Tapi ada dong Pak upaya Bapak untuk memperkuat hukum di Indonesia lagi khususnya untuk korupsi para pejabat negara?
Pasti, kita lakukan hal yang sama. Jadi beberapa undang-undang yang sudah kita persiapkan, termasuk undang-undang perampasan aset, kan pemerintah sudah siap. Kemudian undang-undang tentang pembatasan transaksi uang kartal. Tetapi kan pemerintah tidak sendirian dalam penyusunan sebuah undang-undang. Tugas utama pembentukan undang-undang menurut Undang-Undang Dasar 45 itu sekarang beralih dari dulu di presiden sekarang beralih ke parlemen.
Beberapa waktu yang lalu juga kan masyarakat Indonesia sempat kayak, wah ini sepertinya pemerintah salah kaprah dengan denda damai yang sempat disampaikan.
Enggak. Jadi gini, denda damai sesuatu yang, contoh bahwa ada penyelesaian di mana kerugian negara ataupun juga kerugian perekonomian negara itu merupakan sebuah penyelesaian yang kita anut. Jadi diatur dalam regulasi karena kan untuk tindak pidana ekonomi memang dikenal denda damai dan bukan hanya di Undang-Undang Kejaksaan, tetapi dalam kasus-kasus perpajakan katakanlah mungkin karena kekurangan bayar dan lain sebagainya, kan ada negosiasi di antara penyidik Kantor Pajak dengan orang yang diduga melakukan itu.
Nah, upaya denda damai itu adalah memangkas menyangkut soal penyelesaian perkara di luar pengadilan. Tetapi kita bersepakat bahwa denda damai itu tidak berlaku untuk tindak pidana korupsi, tapi mungkin ke depannya bisa iya, ya mungkin ya. Karena yang lebih penting bagi kita adalah menyangkut soal asset recovery.
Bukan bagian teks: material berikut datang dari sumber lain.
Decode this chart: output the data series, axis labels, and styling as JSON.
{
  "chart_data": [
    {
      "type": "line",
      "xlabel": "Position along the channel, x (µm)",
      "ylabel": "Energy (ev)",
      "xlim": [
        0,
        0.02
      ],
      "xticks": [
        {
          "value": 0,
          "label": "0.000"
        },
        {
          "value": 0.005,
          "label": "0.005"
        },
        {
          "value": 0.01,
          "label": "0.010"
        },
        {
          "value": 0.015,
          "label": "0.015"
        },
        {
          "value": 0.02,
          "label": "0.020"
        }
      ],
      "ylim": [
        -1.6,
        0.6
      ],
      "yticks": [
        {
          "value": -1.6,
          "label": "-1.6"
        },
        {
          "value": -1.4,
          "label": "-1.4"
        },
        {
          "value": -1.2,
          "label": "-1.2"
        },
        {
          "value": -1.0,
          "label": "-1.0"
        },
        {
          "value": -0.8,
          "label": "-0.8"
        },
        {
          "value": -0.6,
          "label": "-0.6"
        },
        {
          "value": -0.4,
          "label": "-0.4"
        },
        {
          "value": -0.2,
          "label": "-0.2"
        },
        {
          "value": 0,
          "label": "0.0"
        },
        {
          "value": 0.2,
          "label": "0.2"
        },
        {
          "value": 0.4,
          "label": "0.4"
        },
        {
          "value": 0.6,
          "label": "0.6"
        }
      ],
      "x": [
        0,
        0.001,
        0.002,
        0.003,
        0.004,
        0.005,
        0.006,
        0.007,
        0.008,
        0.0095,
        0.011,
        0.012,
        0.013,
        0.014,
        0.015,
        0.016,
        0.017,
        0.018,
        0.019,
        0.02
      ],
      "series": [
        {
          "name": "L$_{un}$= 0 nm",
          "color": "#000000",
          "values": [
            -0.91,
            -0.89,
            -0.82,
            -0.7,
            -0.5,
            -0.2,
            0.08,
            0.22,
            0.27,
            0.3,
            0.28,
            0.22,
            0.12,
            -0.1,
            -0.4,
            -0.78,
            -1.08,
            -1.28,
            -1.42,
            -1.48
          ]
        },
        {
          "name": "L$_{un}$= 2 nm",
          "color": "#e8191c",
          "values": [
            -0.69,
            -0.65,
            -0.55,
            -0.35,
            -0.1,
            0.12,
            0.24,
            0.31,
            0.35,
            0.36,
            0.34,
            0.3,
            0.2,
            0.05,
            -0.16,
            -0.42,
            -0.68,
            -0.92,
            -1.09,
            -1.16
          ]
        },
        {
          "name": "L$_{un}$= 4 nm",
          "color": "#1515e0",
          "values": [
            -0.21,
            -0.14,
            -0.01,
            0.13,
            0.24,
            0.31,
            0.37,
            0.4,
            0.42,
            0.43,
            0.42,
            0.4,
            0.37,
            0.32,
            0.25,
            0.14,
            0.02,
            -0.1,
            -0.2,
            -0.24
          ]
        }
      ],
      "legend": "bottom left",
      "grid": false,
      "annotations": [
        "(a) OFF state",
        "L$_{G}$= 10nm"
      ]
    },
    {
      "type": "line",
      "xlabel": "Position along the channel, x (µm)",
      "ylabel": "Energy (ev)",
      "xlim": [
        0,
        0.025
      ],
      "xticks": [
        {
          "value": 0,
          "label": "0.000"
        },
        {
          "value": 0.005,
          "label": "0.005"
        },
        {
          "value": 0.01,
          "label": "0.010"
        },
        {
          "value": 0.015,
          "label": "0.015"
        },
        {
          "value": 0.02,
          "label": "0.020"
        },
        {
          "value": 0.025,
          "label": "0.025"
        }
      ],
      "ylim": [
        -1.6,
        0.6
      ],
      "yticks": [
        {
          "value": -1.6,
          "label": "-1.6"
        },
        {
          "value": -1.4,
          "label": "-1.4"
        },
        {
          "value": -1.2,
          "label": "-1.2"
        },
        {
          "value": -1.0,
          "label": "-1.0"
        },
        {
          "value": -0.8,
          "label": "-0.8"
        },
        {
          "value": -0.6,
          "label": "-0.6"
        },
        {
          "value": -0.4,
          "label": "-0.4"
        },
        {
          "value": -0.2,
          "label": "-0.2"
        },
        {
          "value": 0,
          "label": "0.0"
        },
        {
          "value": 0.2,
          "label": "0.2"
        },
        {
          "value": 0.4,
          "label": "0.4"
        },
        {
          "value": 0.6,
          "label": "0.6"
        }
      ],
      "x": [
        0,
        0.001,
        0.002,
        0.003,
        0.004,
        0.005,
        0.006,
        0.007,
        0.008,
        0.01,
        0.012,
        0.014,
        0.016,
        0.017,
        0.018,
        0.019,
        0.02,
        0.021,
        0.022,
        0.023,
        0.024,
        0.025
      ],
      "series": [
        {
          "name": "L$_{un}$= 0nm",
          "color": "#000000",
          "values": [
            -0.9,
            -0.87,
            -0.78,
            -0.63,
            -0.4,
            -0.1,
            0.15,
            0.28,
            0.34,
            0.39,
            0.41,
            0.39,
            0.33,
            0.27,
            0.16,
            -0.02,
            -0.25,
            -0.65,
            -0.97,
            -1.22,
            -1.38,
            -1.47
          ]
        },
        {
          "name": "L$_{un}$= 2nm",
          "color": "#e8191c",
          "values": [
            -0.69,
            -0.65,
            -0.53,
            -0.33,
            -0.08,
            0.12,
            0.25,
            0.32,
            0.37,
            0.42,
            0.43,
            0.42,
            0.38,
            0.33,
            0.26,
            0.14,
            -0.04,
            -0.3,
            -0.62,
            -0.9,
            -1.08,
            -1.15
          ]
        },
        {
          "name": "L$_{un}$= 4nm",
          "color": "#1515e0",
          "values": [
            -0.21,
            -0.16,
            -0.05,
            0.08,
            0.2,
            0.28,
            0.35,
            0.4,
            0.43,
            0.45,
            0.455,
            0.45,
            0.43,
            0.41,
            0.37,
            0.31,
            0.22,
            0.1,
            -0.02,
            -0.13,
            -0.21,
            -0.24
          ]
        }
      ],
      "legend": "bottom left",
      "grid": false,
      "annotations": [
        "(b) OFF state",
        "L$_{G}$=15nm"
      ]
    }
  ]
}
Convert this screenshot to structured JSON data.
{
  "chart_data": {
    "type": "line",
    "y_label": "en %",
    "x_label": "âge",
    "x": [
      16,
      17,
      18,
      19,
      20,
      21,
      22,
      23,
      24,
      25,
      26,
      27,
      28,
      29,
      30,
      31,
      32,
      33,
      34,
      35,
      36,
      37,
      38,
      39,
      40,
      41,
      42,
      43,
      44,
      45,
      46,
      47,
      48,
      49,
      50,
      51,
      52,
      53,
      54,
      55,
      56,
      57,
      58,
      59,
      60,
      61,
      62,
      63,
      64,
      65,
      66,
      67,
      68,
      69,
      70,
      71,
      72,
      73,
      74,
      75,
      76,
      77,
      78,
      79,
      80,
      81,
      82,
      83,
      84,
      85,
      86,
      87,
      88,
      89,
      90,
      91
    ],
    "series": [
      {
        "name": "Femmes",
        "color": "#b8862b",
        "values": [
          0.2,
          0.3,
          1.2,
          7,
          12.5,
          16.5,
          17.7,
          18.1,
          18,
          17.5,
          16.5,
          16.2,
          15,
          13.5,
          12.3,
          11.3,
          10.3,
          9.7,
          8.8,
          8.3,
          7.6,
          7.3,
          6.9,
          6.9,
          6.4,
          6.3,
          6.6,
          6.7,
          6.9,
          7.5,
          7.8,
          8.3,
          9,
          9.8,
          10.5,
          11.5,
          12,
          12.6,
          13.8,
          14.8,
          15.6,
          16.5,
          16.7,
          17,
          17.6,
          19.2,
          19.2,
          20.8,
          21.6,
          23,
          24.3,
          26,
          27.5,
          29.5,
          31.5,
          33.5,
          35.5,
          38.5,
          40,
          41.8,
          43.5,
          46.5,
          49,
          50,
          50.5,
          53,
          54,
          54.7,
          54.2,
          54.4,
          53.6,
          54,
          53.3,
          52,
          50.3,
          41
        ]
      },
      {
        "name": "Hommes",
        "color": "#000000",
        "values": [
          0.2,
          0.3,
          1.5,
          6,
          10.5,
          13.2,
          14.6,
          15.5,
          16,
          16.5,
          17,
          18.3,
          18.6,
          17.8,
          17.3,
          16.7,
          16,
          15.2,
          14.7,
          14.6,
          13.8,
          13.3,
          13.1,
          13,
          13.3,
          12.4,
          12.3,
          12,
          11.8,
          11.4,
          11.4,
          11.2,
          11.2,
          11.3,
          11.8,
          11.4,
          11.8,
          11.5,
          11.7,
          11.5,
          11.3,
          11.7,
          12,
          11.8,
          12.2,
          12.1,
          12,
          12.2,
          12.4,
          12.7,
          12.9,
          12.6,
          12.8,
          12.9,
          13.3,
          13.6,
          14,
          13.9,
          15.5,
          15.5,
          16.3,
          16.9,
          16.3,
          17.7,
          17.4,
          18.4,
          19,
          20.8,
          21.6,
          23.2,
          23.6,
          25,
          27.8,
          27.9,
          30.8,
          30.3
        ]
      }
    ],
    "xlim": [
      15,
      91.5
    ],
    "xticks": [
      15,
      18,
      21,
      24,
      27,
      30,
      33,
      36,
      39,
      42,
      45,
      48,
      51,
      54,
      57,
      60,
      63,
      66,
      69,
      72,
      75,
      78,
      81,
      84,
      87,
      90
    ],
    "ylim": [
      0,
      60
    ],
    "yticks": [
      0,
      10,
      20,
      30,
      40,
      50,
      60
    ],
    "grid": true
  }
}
Jadi bagaimana kerugian keuangan negara itu menjadi sesuatu hal yang paling penting dibandingkan sekadar hanya untuk menghukum.
Trus sanksi jeranya apa dong Pak?
Ya kan tetap ada sanksi pidananya kan juga tetap ada.
Jadi, tidak dihapuskan. Jadi tetap ada pidana, tetap juga asetnya harus dikembalikan.
Apa dan bagaimana program Kementerian Hukum demi memastikan untuk tidak mencederai kepercayaan publik?
Kalau di Kementerian Hukum, program kami sudah sangat jelas makanya agak lebih jarang saya mengekspos di awal. Kami melakukan sebuah proses transformasi di Kementerian Hukum, baik untuk outputnya nanti itu berimplikasi keluar, tapi juga punya output dan implikasinya ke internal. Transformasi digital dalam bentuk layanan digital yang kami kembangkan di Kementerian Hukum yang rumah besarnya lagi dipersiapkan itu akan memberikan dampak yang luar biasa karena akan meminimalisir pertemuan antara orang yang meminta layanan dan pemberi layanan, itu yang pertama. Kalau kemudian layanan digital ini bisa dilakukan karena kita punya hampir mungkin sekitar 300 atau 400 layanan, kita publik, tapi sekarang yang bisa diakses dengan digital mungkin baru sepertiganya. Nah, ada PR besar untuk itu.
Jadi di tengah teknologi smartphone di mana-mana digitalisasi itu sangat penting?
Oh sangat penting, ya seperti halnya dengan layanan perbankan, sekarang kita sudah hampir enggak pernah ke bank kan? Ada mobile banking. Itu sebuah keniscayaan, jadi itu tak terhindarkan.
Bagaimana pandangan Anda soal putusan MK menghapus presidential threshold, bisa anda jelaskan?
Kita hormati putusan MK, dan saya mengapresiasi kali ini saya mengapresiasi putusan MK. Kenapa saya apresiasi? Karena Mahkamah Konstitusi tidak membuat norma, membatalkan norma yang dibuat oleh pemerintah bersama dengan DPR, kemudian memberi ruang kepada pembentuk itu undang-undang untuk membuat norma baru, tetapi memberi rambu-rambu lima hal dalam bentuk yang disebut dengan apa namanya rekayasa konstitusional.
Nah, apa bentuknya rekayasa konstitusional tadi, untuk membatasi semua calon presiden bukan berarti dengan begini semua partai politik boleh mencalonkan. Ada nanti kita akan bicarakan, sekarang ini Kementerian Dalam Negeri tentu melakukan kajian karena itu tusinya teman-teman di sana, tetapi juga Kementerian Hukum melakukan hal yang sama. Kita juga melakukan proses kajian dan kita nanti akan paparkan kepada presiden, kepada bersama-sama dengan mendagri tentu dan juga Komisi Pemilihan Umum maupun penyelenggara pemilu yang lain.